YouTube also took issue with the app’s video download capabilities and its lack of ads during playback, in violation of Google’s terms. The features, argued YouTube, “directly harm our content creators and clearly violate our Terms of Service.”
A Microsoft spokesperson told eWEEK on May 16, “YouTube is consistently one of the top apps downloaded by smartphone users on all platforms, but Google has refused to work with us to develop an app on par with other platforms.” On the topic of ad delivery, the spokesperson added, “We’d be more than happy to include advertising but need Google to provide us access to the necessary APIs.”
In a Microsoft on the Issues blog post titled “The limits of Google’s openness,” Microsoft Deputy General Counsel David Howard said that his company made the requested changes. The latest impasse, he alleges, is proof that Google is being selective in its enforcement of the HTML5 requirement for apps.

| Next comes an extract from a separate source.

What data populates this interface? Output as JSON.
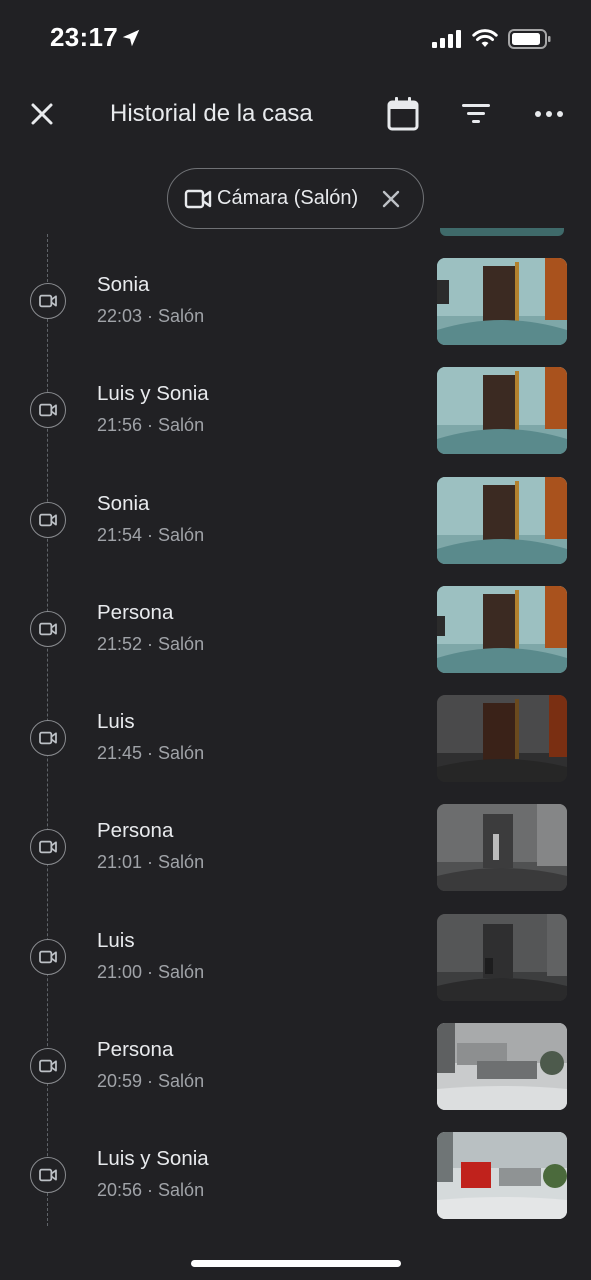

“Google’s objections to our app are not only inconsistent with Google’s own commitment of openness, but also involve requirements for a Windows Phone app that it doesn’t impose on its own platform or Apple’s (both of which use Google as the default search engine, of course),” he wrote.
Rather than wait until it completed the switch to an HTML5-based app, Microsoft rereleased a non-HTML5 app. Howard informed, “We made a decision this week to publish our non-HTML5 app while committing to work with Google long-term on an app based on HTML5.”
YouTube apps for iPhone and Android are not HTML5-based, he observed. “It seems to us that Google’s reasons for blocking our app are manufactured so that we can’t give our users the same experience Android and iPhone users are getting,” wrote Howard.
“The roadblocks Google has set up are impossible to overcome, and they know it,” he added.